Panaji, Mar 6 (IANS): That bottle, or those bottles of beer, which you may have left behind on a Goa beach on a holiday or a river-side picnic last year, may see redemption around the corner.
Nearly 40 lakh beer bottles are pushed out every month by three major beer bottling facilities in the state for beer guzzlers to relish, but the absence of a recycling market for the lakhs of spent beer bottles has resulted in pint and large beer bottles lying strewn around popular tourist sites, roads and the countryside.
The 'Beer Bottle Project', an initiative by a Goa-based centre for sustainability, Sensible Earth, aims to fill this gap with an objective to reduce the one-time usage of glass beer bottles in Goa by incentivising waste pickers, collaborating with local beer companies to reuse their own bottles and goad policy intervention to put an end to avoidable litter.
"We started the 'Beer Bottle Project' because we realised that beer bottles are becoming a huge problem, because people have started using glass as a single-use object, like they do with plastic. Glass actually takes much much longer, a million years, to degrade as compared to plastic which can take around 400 years," according to Jerusha D'Souza, spokesperson for Sensible Earth.

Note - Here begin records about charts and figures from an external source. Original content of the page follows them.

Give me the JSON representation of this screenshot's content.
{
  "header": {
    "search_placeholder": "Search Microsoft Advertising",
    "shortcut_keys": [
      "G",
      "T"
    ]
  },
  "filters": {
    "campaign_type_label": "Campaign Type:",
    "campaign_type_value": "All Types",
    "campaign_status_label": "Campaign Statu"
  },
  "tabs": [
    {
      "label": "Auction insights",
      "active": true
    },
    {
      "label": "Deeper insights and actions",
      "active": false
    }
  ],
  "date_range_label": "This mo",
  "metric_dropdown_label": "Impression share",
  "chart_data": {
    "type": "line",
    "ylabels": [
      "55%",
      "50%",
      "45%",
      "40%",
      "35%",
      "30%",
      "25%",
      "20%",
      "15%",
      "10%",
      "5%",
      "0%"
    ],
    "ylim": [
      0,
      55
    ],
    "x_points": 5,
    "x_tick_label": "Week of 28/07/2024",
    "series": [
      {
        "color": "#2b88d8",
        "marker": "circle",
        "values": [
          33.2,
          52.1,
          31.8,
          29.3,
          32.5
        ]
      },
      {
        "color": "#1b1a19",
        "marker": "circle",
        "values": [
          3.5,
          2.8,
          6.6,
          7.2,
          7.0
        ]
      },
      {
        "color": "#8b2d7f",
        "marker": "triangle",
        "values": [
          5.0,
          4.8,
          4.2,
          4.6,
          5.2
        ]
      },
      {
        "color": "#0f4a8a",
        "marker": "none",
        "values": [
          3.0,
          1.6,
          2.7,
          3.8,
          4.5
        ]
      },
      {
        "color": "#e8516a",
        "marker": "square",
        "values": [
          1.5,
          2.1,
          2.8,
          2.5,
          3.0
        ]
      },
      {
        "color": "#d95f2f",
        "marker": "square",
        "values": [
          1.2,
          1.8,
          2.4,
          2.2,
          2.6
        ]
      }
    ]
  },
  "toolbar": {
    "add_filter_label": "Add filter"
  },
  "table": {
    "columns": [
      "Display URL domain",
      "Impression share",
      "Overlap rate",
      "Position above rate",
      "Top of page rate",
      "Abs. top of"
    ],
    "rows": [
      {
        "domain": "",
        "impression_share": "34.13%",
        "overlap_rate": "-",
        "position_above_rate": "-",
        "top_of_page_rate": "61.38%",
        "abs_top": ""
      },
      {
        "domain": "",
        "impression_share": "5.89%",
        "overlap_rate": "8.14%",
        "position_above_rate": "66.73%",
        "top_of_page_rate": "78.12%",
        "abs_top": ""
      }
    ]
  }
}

"So, actually from what we understand, there seems to be a space issue. Big companies still take their bottles back, but retail outlets are still not keen on doing it because they do not have the space to store empty bottles. Glass is expensive to transport, so even the transportation of bottles back and forth is becoming an issue. Manufacturing new bottles is cheaper than recycling old bottles," she said.
When asked what was the obvious trigger for coming up with the 'Beer Bottle Project', D'Souza said: "We realised that wherever we go, whether it is trekking up a hill or going to a beach or going for a picnic somewhere, there are beer bottles strewn around and there is nothing being done about it".
The Goa government has engaged private agencies to clear the beaches of garbage, but with millions of beer bottles hitting the market every year, the menace appears not an easy one to be rid of.
Beer is one of the most popular alcohols served in tropical Goa, with a recent study suggesting that for nearly every 1000 tourists visiting Goa, nearly 29 per cent preferred sipping on beer during their beach holiday, across age groups.
But the popularity of the fizzy alcoholic beverage has also manifested a litter menace on a monumental scale, with logistics and lack of obvious feasibility when it comes to recycling used beer bottles, becoming the nub of the issue.
"Right now what we want to do is get in touch with some of the local companies and figure out solutions around the issue, like where we can collect the bottles, maybe we can wash the bottles at a particular centre. This is still in the early stages. And hopefully we can bring about policy change at some point," she said.
Bottle deposits were once the norm for retail sale in Goa, where a retailer would take back an empty bottle and pay the customer back the deposit of Rs. 3 in return. The practice stopped as it proved cumbersome for retailers to stock empty bottles, which uses up store space.
"The best thing would be to bring back the deposit, in a way that it makes sense to all parties involved. People should be able to give back their bottles and be paid for it, thus incentivising customers. We would like to put the onus on the customer and making them aware that the bottle they are using is worth something," she said, adding that it was unfortunate that a glass bottle which is manufactured with a large amount of energy and resource footprint is just discarded after being used once.
"We want to sort of convey that this can be a two-pronged practice, which makes it feasible for waste-pickers to collect bottles at a better price, it just works for them as well as for the government because the beaches will be cleaner," D'Souza said.